One point that Olive and Toole make, and it's one with which I agree strongly, is that speaker preferences are not solely a matter of taste. In blind tests, subjects with normal hearing routinely pick the speaker that is most accurate. I don't find that very surprising. Of course, we also "choose our poison" to some extent, depending on our listening material and levels and what we value most in reproduced sound. But the notion that people prefer inaccuracy doesn't seem to be true.

I'd draw a distinction, though, between picture-perfect response and accuracy with real-world material. If, say, pop recordings are hyped in the highs, as many are, you're likely to want a speaker that compensates for that.
""How do we know which componet is colored? Or if the source is colored? It has been suggested to me that EQ negatively alters the tonal balance of a speaker."

Always a problem. I do three things:

- Use well-recorded reference disks for system evaluation and setup. That generally means naturally miked, purist recordings of acoustical music, made in a good hall. Multimiked commercial recordings will generally be bright or screechy by comparison, and don't image well.

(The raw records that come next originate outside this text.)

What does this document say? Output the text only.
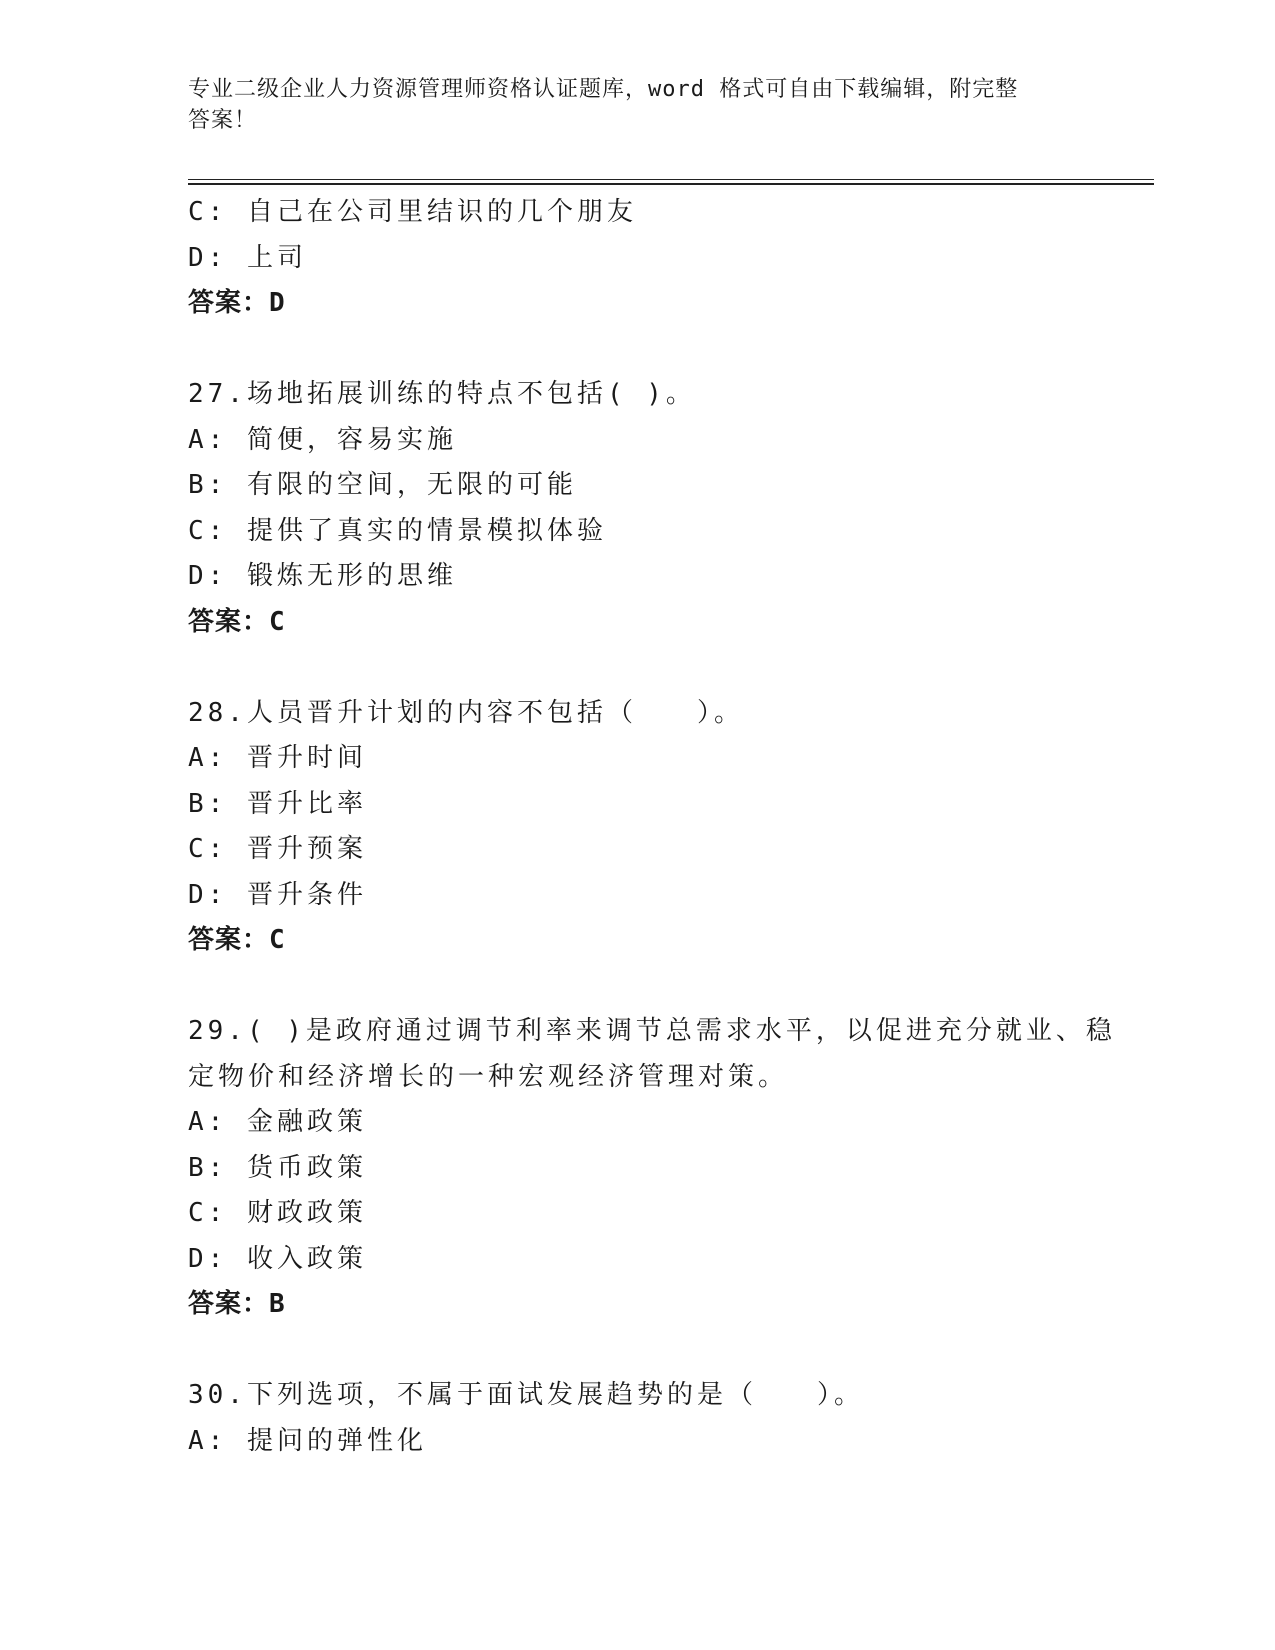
专业二级企业人力资源管理师资格认证题库，word 格式可自由下载编辑，附完整
答案！
C: 自己在公司里结识的几个朋友
D: 上司
答案：D
27.场地拓展训练的特点不包括( )。
A: 简便，容易实施
B: 有限的空间，无限的可能
C: 提供了真实的情景模拟体验
D: 锻炼无形的思维
答案：C
28.人员晋升计划的内容不包括（　　）。
A: 晋升时间
B: 晋升比率
C: 晋升预案
D: 晋升条件
答案：C
29.( )是政府通过调节利率来调节总需求水平，以促进充分就业、稳
定物价和经济增长的一种宏观经济管理对策。
A: 金融政策
B: 货币政策
C: 财政政策
D: 收入政策
答案：B
30.下列选项，不属于面试发展趋势的是（　　）。
A: 提问的弹性化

- Use measurements. They don't tell you everything, but they do tell you which components are flat or not, since aside from the speakers, they should all be a straight line. But usually these days, unless you're using a high output impedance amp, it's the speakers that are the main culprits, followed by the cartridge. I'm not a big fan of using one colored component to compensate for another, though in that I'm probably in the minority these days. That's because I think there are cheaper and more effective ways to do the same thing, namely EQ.

- Just listen, because in the end, none of it really matters, it's what you hear with the recordings you listen to that counts.

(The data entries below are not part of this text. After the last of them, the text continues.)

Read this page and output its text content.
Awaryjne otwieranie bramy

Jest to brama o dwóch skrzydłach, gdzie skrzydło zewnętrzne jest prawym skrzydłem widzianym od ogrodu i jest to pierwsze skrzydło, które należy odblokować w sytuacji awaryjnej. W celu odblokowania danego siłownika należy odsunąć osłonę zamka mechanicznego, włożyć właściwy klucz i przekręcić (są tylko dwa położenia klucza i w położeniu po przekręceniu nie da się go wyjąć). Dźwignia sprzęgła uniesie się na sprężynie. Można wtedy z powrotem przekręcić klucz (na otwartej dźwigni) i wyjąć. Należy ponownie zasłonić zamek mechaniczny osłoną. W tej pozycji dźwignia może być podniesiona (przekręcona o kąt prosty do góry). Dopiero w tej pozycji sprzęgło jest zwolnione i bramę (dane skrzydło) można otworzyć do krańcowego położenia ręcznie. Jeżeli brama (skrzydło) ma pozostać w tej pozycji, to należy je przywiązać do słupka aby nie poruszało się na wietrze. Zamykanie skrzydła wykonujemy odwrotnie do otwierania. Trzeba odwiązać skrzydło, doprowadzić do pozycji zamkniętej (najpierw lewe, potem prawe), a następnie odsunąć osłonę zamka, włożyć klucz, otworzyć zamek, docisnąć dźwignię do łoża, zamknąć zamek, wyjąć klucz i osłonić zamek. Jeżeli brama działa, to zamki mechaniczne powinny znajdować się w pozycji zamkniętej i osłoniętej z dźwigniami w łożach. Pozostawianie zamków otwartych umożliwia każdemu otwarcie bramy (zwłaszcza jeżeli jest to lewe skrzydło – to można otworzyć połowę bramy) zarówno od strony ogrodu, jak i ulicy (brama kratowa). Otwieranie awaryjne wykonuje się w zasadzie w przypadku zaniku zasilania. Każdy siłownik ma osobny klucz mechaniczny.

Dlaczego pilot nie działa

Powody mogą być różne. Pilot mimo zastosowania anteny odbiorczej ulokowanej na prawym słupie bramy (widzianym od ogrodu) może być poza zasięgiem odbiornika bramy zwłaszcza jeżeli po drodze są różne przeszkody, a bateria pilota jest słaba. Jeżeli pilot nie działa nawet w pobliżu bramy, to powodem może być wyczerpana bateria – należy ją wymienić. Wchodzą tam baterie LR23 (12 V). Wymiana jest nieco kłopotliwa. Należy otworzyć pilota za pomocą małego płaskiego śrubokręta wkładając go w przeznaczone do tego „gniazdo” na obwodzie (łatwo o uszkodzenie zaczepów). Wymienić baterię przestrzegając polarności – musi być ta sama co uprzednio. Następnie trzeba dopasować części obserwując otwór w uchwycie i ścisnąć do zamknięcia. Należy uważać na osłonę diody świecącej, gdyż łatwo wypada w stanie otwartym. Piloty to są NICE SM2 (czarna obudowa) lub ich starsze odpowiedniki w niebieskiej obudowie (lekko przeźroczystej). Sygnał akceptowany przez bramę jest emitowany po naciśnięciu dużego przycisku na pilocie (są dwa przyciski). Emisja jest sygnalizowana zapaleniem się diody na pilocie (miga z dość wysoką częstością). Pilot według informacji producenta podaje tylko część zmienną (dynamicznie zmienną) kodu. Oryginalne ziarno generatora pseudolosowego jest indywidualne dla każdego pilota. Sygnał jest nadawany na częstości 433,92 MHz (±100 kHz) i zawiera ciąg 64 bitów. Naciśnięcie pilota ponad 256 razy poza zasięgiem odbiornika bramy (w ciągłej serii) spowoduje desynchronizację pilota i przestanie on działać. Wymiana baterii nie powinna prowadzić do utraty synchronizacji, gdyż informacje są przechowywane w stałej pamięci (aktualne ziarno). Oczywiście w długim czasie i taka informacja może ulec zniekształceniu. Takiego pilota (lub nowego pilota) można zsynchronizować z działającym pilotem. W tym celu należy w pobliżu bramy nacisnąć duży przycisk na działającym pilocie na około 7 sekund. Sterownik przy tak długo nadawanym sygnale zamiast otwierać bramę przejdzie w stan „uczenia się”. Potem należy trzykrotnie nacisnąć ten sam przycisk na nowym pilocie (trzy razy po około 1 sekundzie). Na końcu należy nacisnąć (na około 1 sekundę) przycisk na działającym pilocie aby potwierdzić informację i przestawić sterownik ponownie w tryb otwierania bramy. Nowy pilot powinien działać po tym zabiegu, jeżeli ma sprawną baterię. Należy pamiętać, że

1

BTW, I think those who are criticizing EQ are thinking of the old analog jobbies. They rarely put the correction quite where you needed it and they tended to introduce other colorations as well. DSP-based EQ is much more effective. However, unless you have a lot of time or are perhaps making a copy of a favorite recording, when it comes to correcting individual recordings I think most of us have to settle for a rather coarse adjustment of the sort that's best suited to really unlistenable recordings. So I'd begin with a few target curves -- maybe hot pop, large ensemble classical, small ensemble classical, all in series with your room and speaker correction, which should be constant. Then I'd use manual correction to make the really offensive recordings listenable.